Cinquièmement, en matière de législation fiscale, les seuils, abattements et tarifs très nombreux qui figurent dans le code général des impôts et dans le livre des procédures fiscales feront l'objet d'un traitement cohérent et aussi neutre que possible compte tenu des enjeux budgétaires.
Dans tous les cas, le Gouvernement a eu le souci d'encadrer les variations de montant autorisées et il a pris des engagements très précis en ce sens.
Le projet de loi d'habilitation prévoit également des dispositions spécifiques d'habilitation pour les territoires d'outre-mer concernés par cette adaptation.
Mesdames, messieurs les sénateurs, je veux encore une fois insister sur les conséquences majeures sur la vie quotidienne de nos concitoyens qu'aura le changement de monnaie fiduciaire.

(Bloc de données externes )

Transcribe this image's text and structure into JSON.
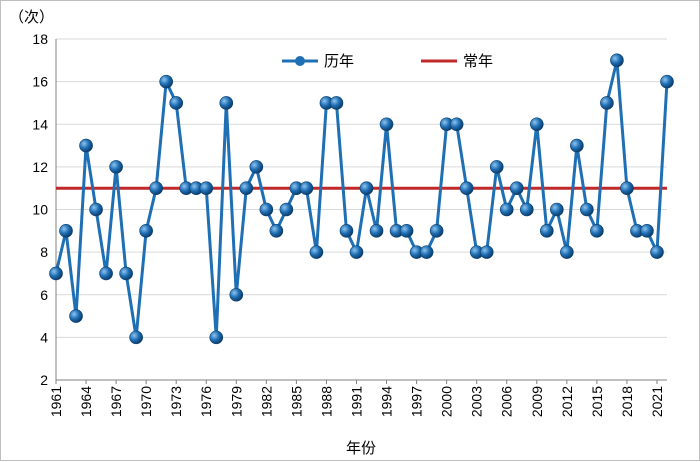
{
  "chart_data": {
    "type": "line",
    "title": "",
    "ylabel": "（次）",
    "xlabel": "年份",
    "ylim": [
      2,
      18
    ],
    "yticks": [
      2,
      4,
      6,
      8,
      10,
      12,
      14,
      16,
      18
    ],
    "x": [
      1961,
      1962,
      1963,
      1964,
      1965,
      1966,
      1967,
      1968,
      1969,
      1970,
      1971,
      1972,
      1973,
      1974,
      1975,
      1976,
      1977,
      1978,
      1979,
      1980,
      1981,
      1982,
      1983,
      1984,
      1985,
      1986,
      1987,
      1988,
      1989,
      1990,
      1991,
      1992,
      1993,
      1994,
      1995,
      1996,
      1997,
      1998,
      1999,
      2000,
      2001,
      2002,
      2003,
      2004,
      2005,
      2006,
      2007,
      2008,
      2009,
      2010,
      2011,
      2012,
      2013,
      2014,
      2015,
      2016,
      2017,
      2018,
      2019,
      2020,
      2021,
      2022
    ],
    "xtick_labels": [
      "1961",
      "1964",
      "1967",
      "1970",
      "1973",
      "1976",
      "1979",
      "1982",
      "1985",
      "1988",
      "1991",
      "1994",
      "1997",
      "2000",
      "2003",
      "2006",
      "2009",
      "2012",
      "2015",
      "2018",
      "2021"
    ],
    "series": [
      {
        "name": "历年",
        "color": "#1f6fb5",
        "values": [
          7,
          9,
          5,
          13,
          10,
          7,
          12,
          7,
          4,
          9,
          11,
          16,
          15,
          11,
          11,
          11,
          4,
          15,
          6,
          11,
          12,
          10,
          9,
          10,
          11,
          11,
          8,
          15,
          15,
          9,
          8,
          11,
          9,
          14,
          9,
          9,
          8,
          8,
          9,
          14,
          14,
          11,
          8,
          8,
          12,
          10,
          11,
          10,
          14,
          9,
          10,
          8,
          13,
          10,
          9,
          15,
          17,
          11,
          9,
          9,
          8,
          16
        ]
      },
      {
        "name": "常年",
        "color": "#c0282a",
        "value": 11
      }
    ],
    "legend": [
      "历年",
      "常年"
    ],
    "legend_position": "top",
    "grid": true
  }
}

Ceux d'entre nous qui ont connu le passage au nouveau franc voilà plus de quarante ans savent combien les signes monétaires et la valeur des choses qu'ils expriment sont profondément enracinés dans l'expérience vécue de nos concitoyens. Nous mesurons tout le travail que chaque usager devra fournir pour se familiariser avec les nouveaux montants libellés en euros.
Laisser aux ménages, entreprises et administrations un délai d'un an pour se familiariser avec les nouveaux montants avant qu'ils ne s'appliquent légalement sera aussi un facteur de réussite du passage à l'euro. Tel est bien l'objet du texte qui vous est soumis.
Il me reste à remercier votre commission des finances et son rapporteur, M. Denis Badré, pour le travail accompli. Son rapport démontre que, tant sur les objectifs que sur les moyens de les atteindre, le Gouvernement et le Sénat sont à l'unisson sur ce sujet européen. (Applaudissements.)
M. le président. La parole est à M. le rapporteur.
M. Denis Badré, rapporteur de la commission des finances, du contrôle budgétaire et des comptes économiques de la nation. Le présent projet de loi vise à habiliter le Gouvernement - vous le rappeliez à l'instant, madame la ministre - à adapter par ordonnance, en vertu de l'article 38 de la Constitution, la valeur en euros de certains montants exprimés en francs dans les textes législatifs.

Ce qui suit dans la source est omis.